For many people, looking back to their best high school days means highlighting their homecoming game and dance experience – but it works a little differently at the Northern Utah Academy of Math, Engineering and Science (NUAMES).
Now, before you start pitying us poor NUAMES kids, stop to think for a minute. Sure, homecoming may have been fun, but I’ll bet it came with its ups and downs.
Girls, think about dress shopping. As exciting as it is to get asked or ask someone to a dance, the frustration starts here.
Dress shopping takes an insane amount of time – running from store to store trying to find the perfect dress gets old fast.
Not to mention the prices on those things . . . you finally find your fairytale gown, only to discover that you would have to spend your life savings to buy it. No fun.

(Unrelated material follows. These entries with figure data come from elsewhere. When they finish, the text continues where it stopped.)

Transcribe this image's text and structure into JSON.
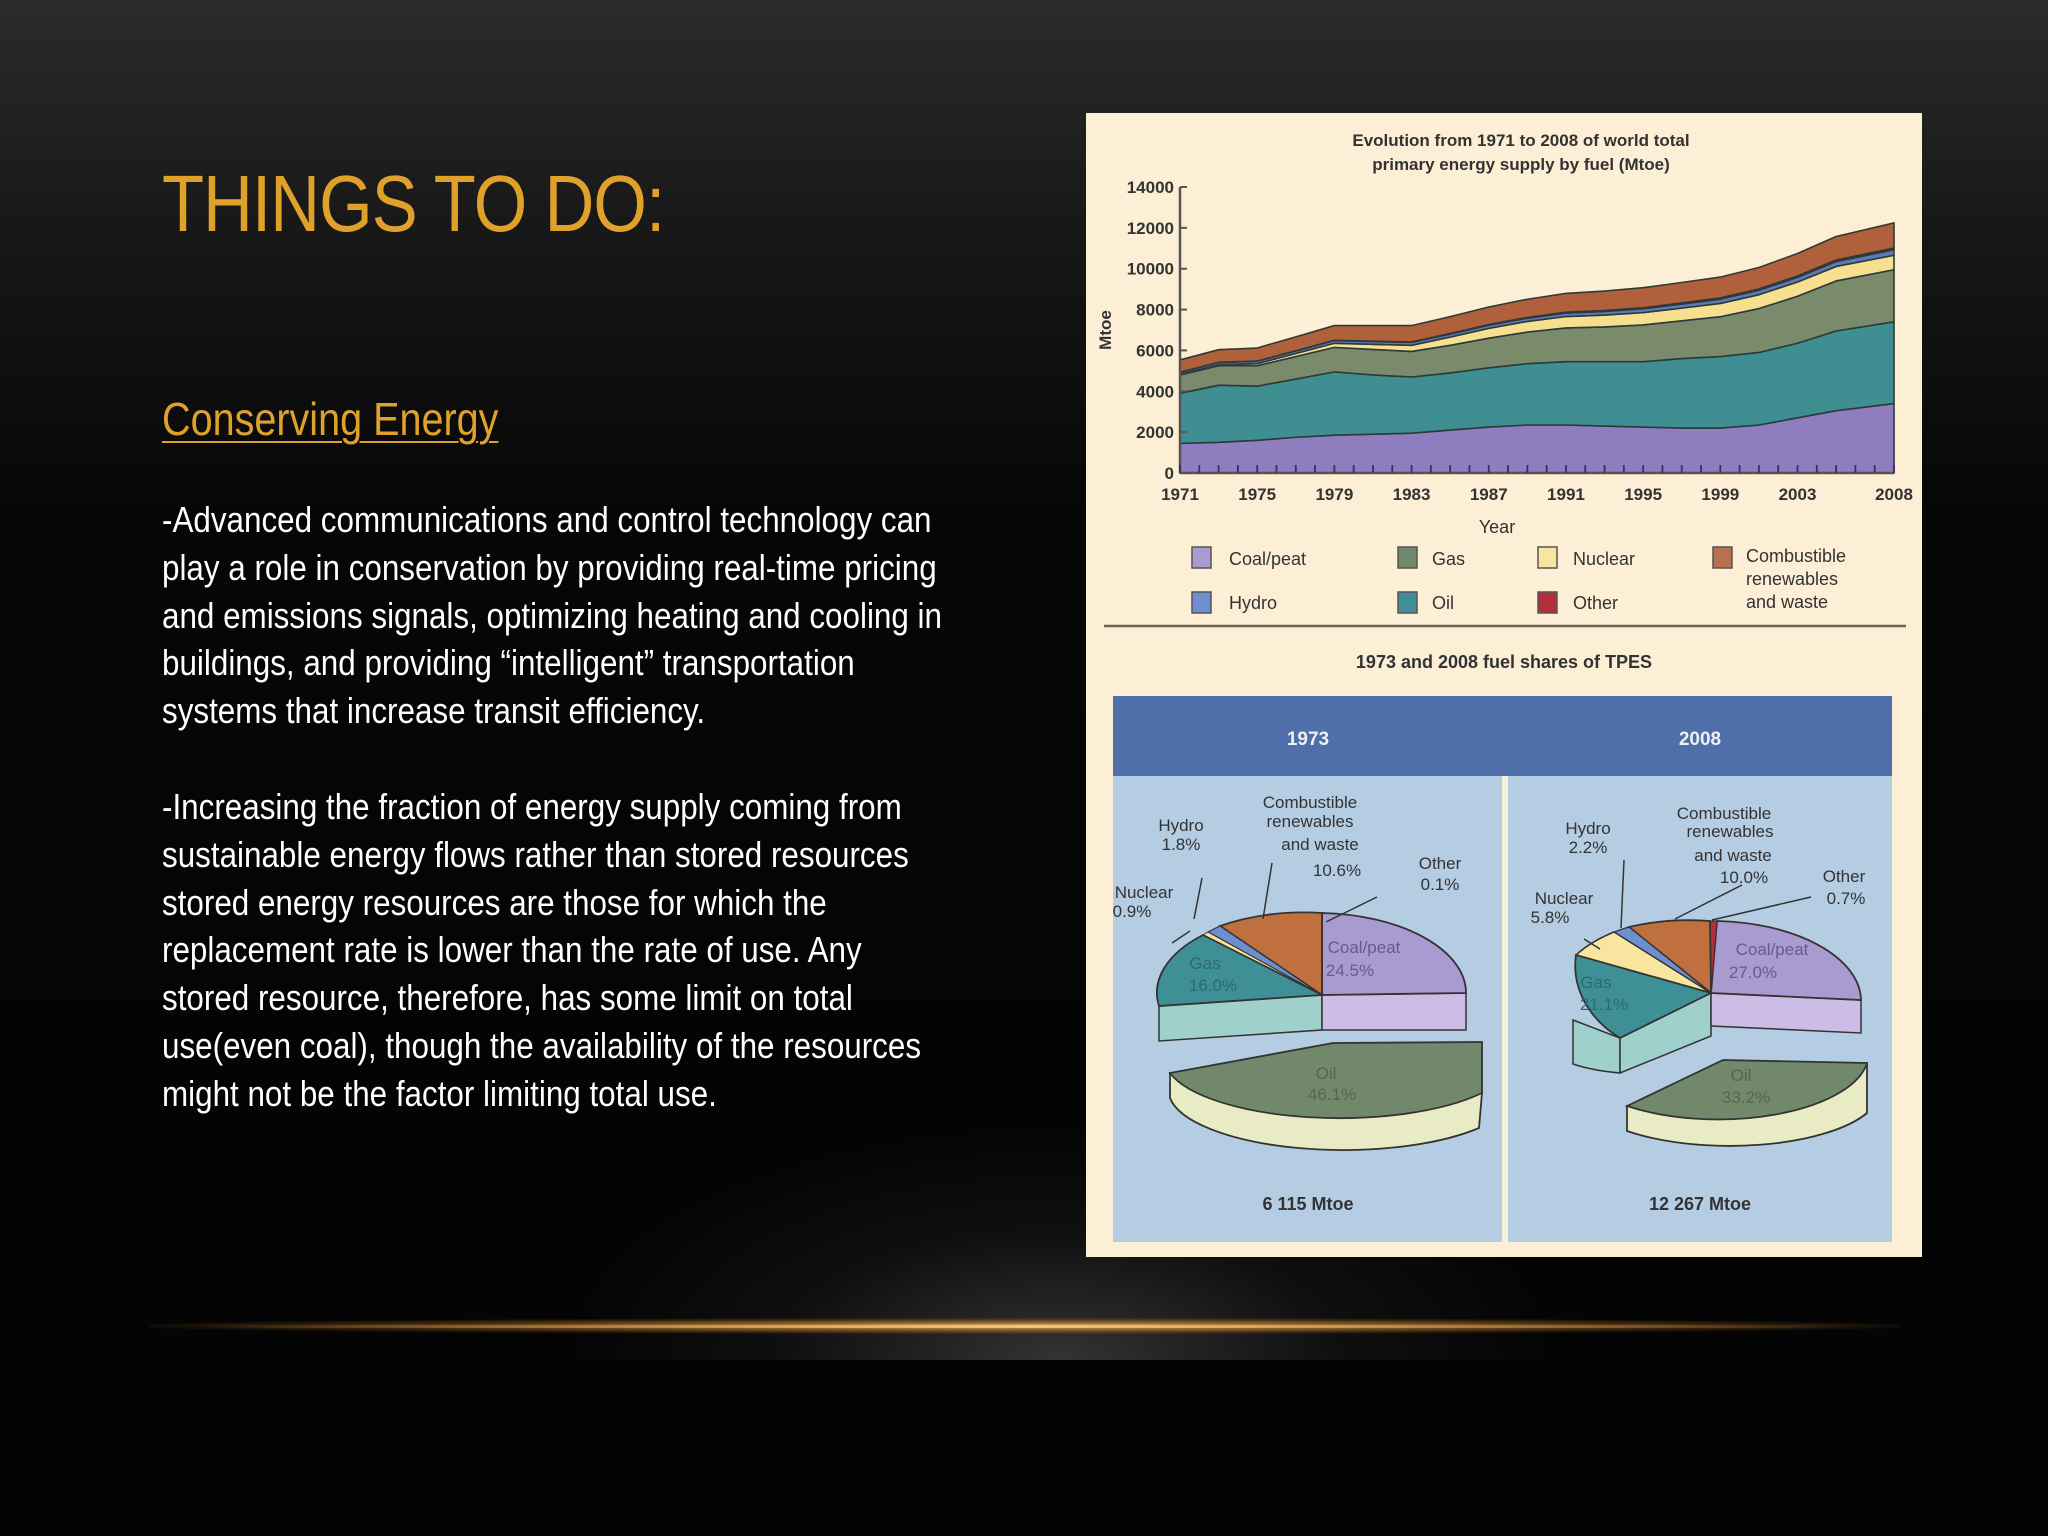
{
  "slide": {
    "title": "THINGS TO DO:",
    "subtitle": "Conserving Energy",
    "paragraph1_lines": [
      "-Advanced communications and control technology can",
      "play a role in conservation by providing real-time pricing",
      "and emissions signals, optimizing heating and cooling in",
      "buildings, and providing “intelligent” transportation",
      "systems that increase transit efficiency."
    ],
    "paragraph2_lines": [
      "-Increasing the fraction of energy supply coming from",
      "sustainable energy flows rather than stored resources",
      "stored energy resources are those for which the",
      "replacement rate is lower than the rate of use. Any",
      "stored resource, therefore, has some limit on total",
      "use(even coal), though the availability of the resources",
      "might not be the factor limiting total use."
    ]
  },
  "colors": {
    "accent": "#e0a12a",
    "coal": "#8e7dbf",
    "oil": "#3f8f92",
    "gas": "#7a8b6c",
    "nuclear": "#f6df8e",
    "hydro": "#6079b8",
    "other": "#b0303a",
    "combustible": "#b0603a",
    "pie_panel_bg": "#b5cde3",
    "pie_header_bg": "#4e6fa9",
    "figure_bg": "#fcefd5"
  },
  "chart_data": [
    {
      "type": "area",
      "stacked": true,
      "title": "Evolution from 1971 to 2008 of world total primary energy supply by fuel (Mtoe)",
      "title_lines": [
        "Evolution from 1971 to 2008 of world total",
        "primary energy supply by fuel (Mtoe)"
      ],
      "xlabel": "Year",
      "ylabel": "Mtoe",
      "ylim": [
        0,
        14000
      ],
      "yticks": [
        "0",
        "2000",
        "4000",
        "6000",
        "8000",
        "10000",
        "12000",
        "14000"
      ],
      "xticks": [
        "1971",
        "1975",
        "1979",
        "1983",
        "1987",
        "1991",
        "1995",
        "1999",
        "2003",
        "2008"
      ],
      "x": [
        1971,
        1973,
        1975,
        1977,
        1979,
        1981,
        1983,
        1985,
        1987,
        1989,
        1991,
        1993,
        1995,
        1997,
        1999,
        2001,
        2003,
        2005,
        2008
      ],
      "series": [
        {
          "name": "Coal/peat",
          "values": [
            1450,
            1500,
            1600,
            1750,
            1850,
            1900,
            1950,
            2100,
            2250,
            2350,
            2350,
            2300,
            2250,
            2200,
            2200,
            2350,
            2700,
            3050,
            3400
          ]
        },
        {
          "name": "Oil",
          "values": [
            2450,
            2800,
            2650,
            2850,
            3100,
            2900,
            2750,
            2800,
            2900,
            3000,
            3100,
            3150,
            3200,
            3400,
            3500,
            3550,
            3650,
            3900,
            4000
          ]
        },
        {
          "name": "Gas",
          "values": [
            900,
            950,
            1000,
            1100,
            1200,
            1250,
            1250,
            1350,
            1450,
            1550,
            1650,
            1700,
            1800,
            1850,
            1950,
            2150,
            2300,
            2450,
            2550
          ]
        },
        {
          "name": "Nuclear",
          "values": [
            30,
            50,
            100,
            150,
            200,
            250,
            300,
            400,
            480,
            520,
            560,
            580,
            600,
            620,
            650,
            680,
            700,
            710,
            710
          ]
        },
        {
          "name": "Hydro",
          "values": [
            100,
            110,
            120,
            125,
            135,
            140,
            145,
            150,
            155,
            160,
            170,
            180,
            190,
            200,
            210,
            215,
            225,
            240,
            270
          ]
        },
        {
          "name": "Other",
          "values": [
            5,
            6,
            8,
            10,
            12,
            15,
            20,
            25,
            30,
            35,
            40,
            45,
            50,
            55,
            60,
            65,
            70,
            75,
            85
          ]
        },
        {
          "name": "Combustible renewables and waste",
          "values": [
            600,
            620,
            640,
            680,
            720,
            760,
            800,
            830,
            860,
            890,
            920,
            950,
            980,
            1000,
            1020,
            1050,
            1100,
            1150,
            1230
          ]
        }
      ],
      "legend": [
        "Coal/peat",
        "Gas",
        "Nuclear",
        "Combustible renewables and waste",
        "Hydro",
        "Oil",
        "Other"
      ],
      "legend_position": "bottom"
    },
    {
      "type": "pie",
      "title": "1973 and 2008 fuel shares of TPES",
      "panel_label": "1973",
      "total": "6 115 Mtoe",
      "categories": [
        "Coal/peat",
        "Oil",
        "Gas",
        "Nuclear",
        "Hydro",
        "Combustible renewables and waste",
        "Other"
      ],
      "values": [
        24.5,
        46.1,
        16.0,
        0.9,
        1.8,
        10.6,
        0.1
      ],
      "labels": [
        "24.5%",
        "46.1%",
        "16.0%",
        "0.9%",
        "1.8%",
        "10.6%",
        "0.1%"
      ],
      "exploded": "Oil"
    },
    {
      "type": "pie",
      "title": "1973 and 2008 fuel shares of TPES",
      "panel_label": "2008",
      "total": "12 267 Mtoe",
      "categories": [
        "Coal/peat",
        "Oil",
        "Gas",
        "Nuclear",
        "Hydro",
        "Combustible renewables and waste",
        "Other"
      ],
      "values": [
        27.0,
        33.2,
        21.1,
        5.8,
        2.2,
        10.0,
        0.7
      ],
      "labels": [
        "27.0%",
        "33.2%",
        "21.1%",
        "5.8%",
        "2.2%",
        "10.0%",
        "0.7%"
      ],
      "exploded": "Oil"
    }
  ],
  "figure": {
    "pie_section_title": "1973 and 2008 fuel shares of  TPES",
    "pie_1973": {
      "header": "1973",
      "total": "6 115 Mtoe",
      "labels": {
        "hydro": [
          "Hydro",
          "1.8%"
        ],
        "nuclear": [
          "Nuclear",
          "0.9%"
        ],
        "combustible": [
          "Combustible",
          "renewables",
          "and waste",
          "10.6%"
        ],
        "other": [
          "Other",
          "0.1%"
        ],
        "coal": [
          "Coal/peat",
          "24.5%"
        ],
        "gas": [
          "Gas",
          "16.0%"
        ],
        "oil": [
          "Oil",
          "46.1%"
        ]
      }
    },
    "pie_2008": {
      "header": "2008",
      "total": "12 267 Mtoe",
      "labels": {
        "hydro": [
          "Hydro",
          "2.2%"
        ],
        "nuclear": [
          "Nuclear",
          "5.8%"
        ],
        "combustible": [
          "Combustible",
          "renewables",
          "and waste",
          "10.0%"
        ],
        "other": [
          "Other",
          "0.7%"
        ],
        "coal": [
          "Coal/peat",
          "27.0%"
        ],
        "gas": [
          "Gas",
          "21.1%"
        ],
        "oil": [
          "Oil",
          "33.2%"
        ]
      }
    },
    "legend_items": [
      {
        "label": "Coal/peat",
        "color": "#a99ad0"
      },
      {
        "label": "Gas",
        "color": "#72886a"
      },
      {
        "label": "Nuclear",
        "color": "#f8e6a0"
      },
      {
        "label": "Combustible renewables and waste",
        "label_lines": [
          "Combustible",
          "renewables",
          "and waste"
        ],
        "color": "#b8704e"
      },
      {
        "label": "Hydro",
        "color": "#6d8fcf"
      },
      {
        "label": "Oil",
        "color": "#3f9096"
      },
      {
        "label": "Other",
        "color": "#b3303a"
      }
    ]
  }
}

Similarly, the dance and the date itself can be expensive. Whether you split the check or not, the cost of the day date, dinner, tickets and outfit eventually adds up.
Luckily, if you strive on this kind of excited-but-stressed feeling, NUAMES still offers plenty of dances, from the semi-formal winter ball to the all-out schmancy prom.
As has been tradition for years, the first dance is a stomp, held on the patio behind D2 and fittingly named the Stomp Under the Stars.
Although NUAMES doesn’t hold their own homecoming, there’s nothing preventing students from attending the game and dance at other high schools.
NUAMES students come from all over northern Utah, so attending another school’s homecoming is a nice opportunity for them to visit old friends who went to different high schools.
We NUAMES Nighthawks don’t have our own sports teams (thus no homecoming game or dance), but we practice robotics almost religiously. As you can tell, we’re not afraid to admit it. Why else would you go to a math, science and engineering school?
But robotics is just one of the many extracurricular activities NUAMES offers – there’s still model United Nations, math club, Technology Student Association, cyber patriot and so on.
But again, for students who thrive on big social events like homecoming, there are options.
For instance, NUAMES kids are allowed to attend Weber State’s homecoming festivities as long as they have a Wildcard.
Just asking around a bit, though, it did seem like most NUAMES kids were not aware they had this opportunity. Once they found out, some still seemed to be hesitant about attending.
Personally, I can understand that going to so many events with mainly traditional college students can be intimidating, but I think it would be a great way to meet new people.
I think NUAMES not having its own homecoming isn’t a tragic thing – we’re offered so many more opportunities than traditional high school students, and I believe the tradeoff is worth it.